I studied Jackie Kay’s autobiographical book, Red Dust Road, in my recently finished first year of university, so this was a real treat for me. Sadly, I forgot to take my book but Jackie kindly signed the back of my festival blogger’s badge; needless to say, I wore it with pride for the rest of the day!


Jackie Kay sits casually greeting friends on the front row in Lecture Theatre 7. It is one of the smaller, cosier theatres here in the Geoffrey Manton building, and the atmosphere reflects that of sitting in a favourite armchair with a good book. It is warming and relaxed; you can’t help but feel a world away from the noise and bustle of Manchester.

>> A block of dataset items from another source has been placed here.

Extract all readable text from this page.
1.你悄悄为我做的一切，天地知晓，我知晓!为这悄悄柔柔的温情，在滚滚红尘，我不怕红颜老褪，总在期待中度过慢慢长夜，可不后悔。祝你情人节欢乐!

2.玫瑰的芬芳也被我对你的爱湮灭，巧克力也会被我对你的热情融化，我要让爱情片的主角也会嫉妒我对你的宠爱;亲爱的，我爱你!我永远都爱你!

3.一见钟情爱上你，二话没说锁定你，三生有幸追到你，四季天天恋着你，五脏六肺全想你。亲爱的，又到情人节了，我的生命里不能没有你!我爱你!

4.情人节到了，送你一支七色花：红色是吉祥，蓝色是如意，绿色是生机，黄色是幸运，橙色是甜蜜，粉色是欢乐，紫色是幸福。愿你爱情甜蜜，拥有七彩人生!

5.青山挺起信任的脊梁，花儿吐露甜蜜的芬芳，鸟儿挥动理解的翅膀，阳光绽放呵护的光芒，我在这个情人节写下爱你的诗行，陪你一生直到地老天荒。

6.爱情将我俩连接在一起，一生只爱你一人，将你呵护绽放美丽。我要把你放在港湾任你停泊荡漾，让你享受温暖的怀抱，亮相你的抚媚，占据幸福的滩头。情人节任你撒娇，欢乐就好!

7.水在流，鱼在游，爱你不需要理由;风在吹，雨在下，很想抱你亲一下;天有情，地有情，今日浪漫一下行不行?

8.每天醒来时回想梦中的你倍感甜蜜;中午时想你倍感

She is introduced by Kaye Tew, one of MCBF’s Festival Directors, who simply tells us that we are in for a treat. Her gushing introduction, coupled with her reluctance to leave, both excite the intimately-sized audience and serve to add a whole new dimension of anticipation. We sit expectantly as Jackie rises from her seat and slowly walks to stand in front of us. She looks, possibly, a little nervous. So her enthusiastic, Glaswegian accent is surprising as we are launched into the first poem, ‘Attention Seeking’, complete with audience participation. We have to clap every time Jackie cries ‘attention!’ It’s a rather amusing way to begin a poetry reading that I expected to be relaxed!

The next poem is much more serene, and reflects upon a childhood home, a house of dreams. The audience listens on tenterhooks, enchanted by how Jackie’s words can twist themselves into astounding mental images. As we fly through the hour of Jackie’s attention that we have, it is obvious that she loves performing for her readers, and, even better, she’s brilliant at it.

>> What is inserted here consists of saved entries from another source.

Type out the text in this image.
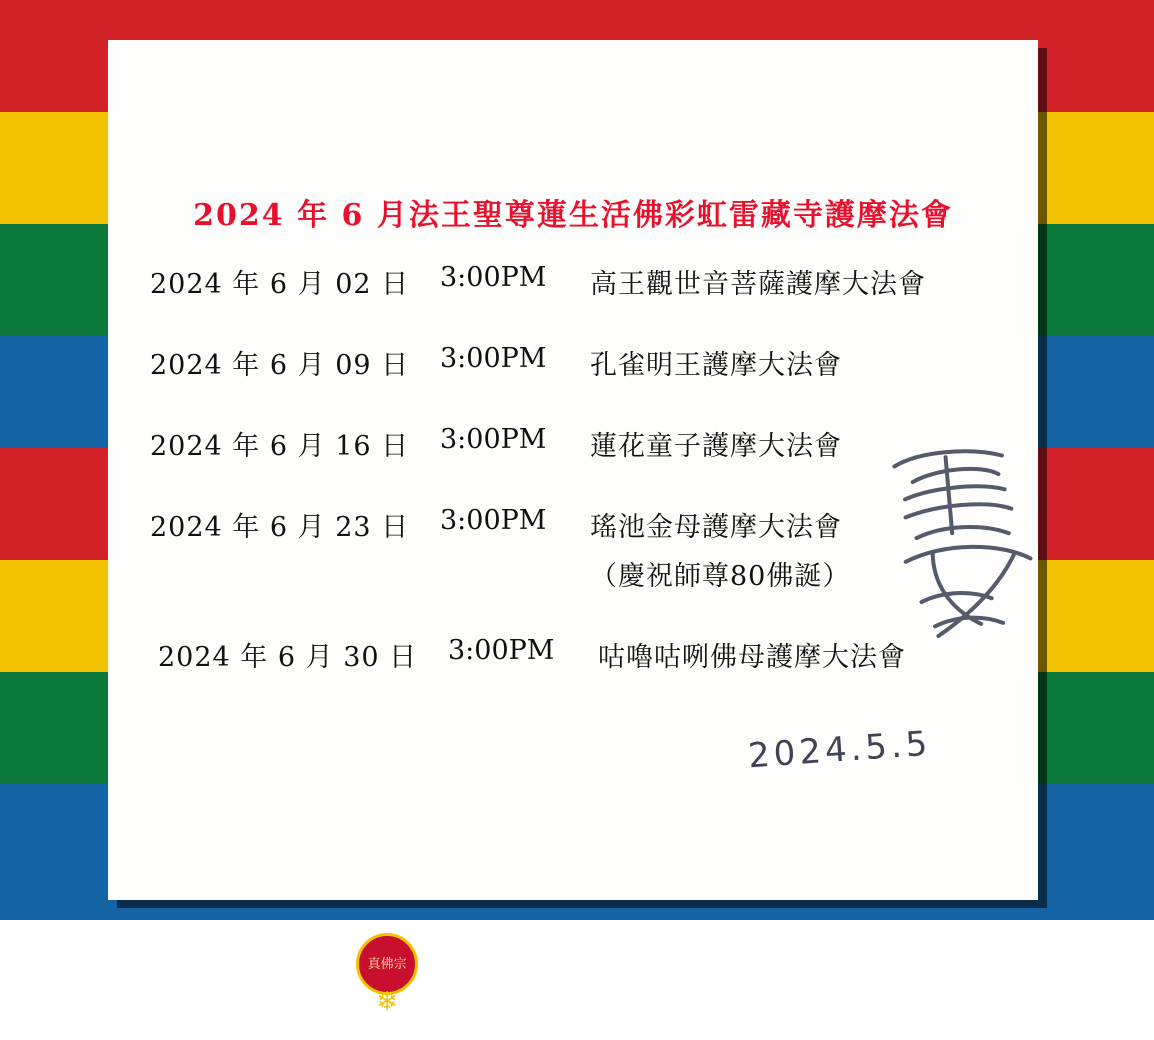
2024 年 6 月法王聖尊蓮生活佛彩虹雷藏寺護摩法會
2024 年 6 月 02 日	3:00PM	高王觀世音菩薩護摩大法會
2024 年 6 月 09 日	3:00PM	孔雀明王護摩大法會
2024 年 6 月 16 日	3:00PM	蓮花童子護摩大法會
2024 年 6 月 23 日	3:00PM	瑤池金母護摩大法會
（慶祝師尊80佛誕）
2024 年 6 月 30 日	3:00PM	咕嚕咕咧佛母護摩大法會
2024.5.5
©	真佛宗
❄
真佛宗全球資訊網
TRUE BUDDHA SCHOOL NET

We sail through poems that bring Dracula, trips to London, balloons, and an imaginary friend named Brendan Gallagher to life. These simple subjects are given new, quirky meanings and become symbols that stand for childhood, innocence, family. Jackie weaves stories and jokes into the gaps between her poetry that have the kind of intimacy which puts the audience entirely at ease. She speaks of her childhood, her son; these are things that are obviously close to her. I feel I could have known Jackie my whole life. She talks of her shyness, which I find hard to conceive as she appears to be a born performer. Clearly, her days spent in acting school were not wasted.

The children are eager to speak to Jackie to answer her questions and share their own insights. Her poem, ‘Brendan Gallagher’, sparks a talk about imaginary friends. Jackie’s family didn’t realise Brendan wasn’t a real person until a couple of years after his creation; her son’s own imaginary friend lived in the plughole of their bathtub, and he could only speak to her as the water rushed down the drain. The children in the audience thrust their hands into the air to tell Jackie about their own imaginary best friends.

The poems chosen for this reading are a perfect blend of meaningful and playful. It works well for both the young children in attendance and also entertains their parents, as Jackie intended. But the thing that will make this session truly memorable for adults and children alike is Jackie herself; her charisma and her passion.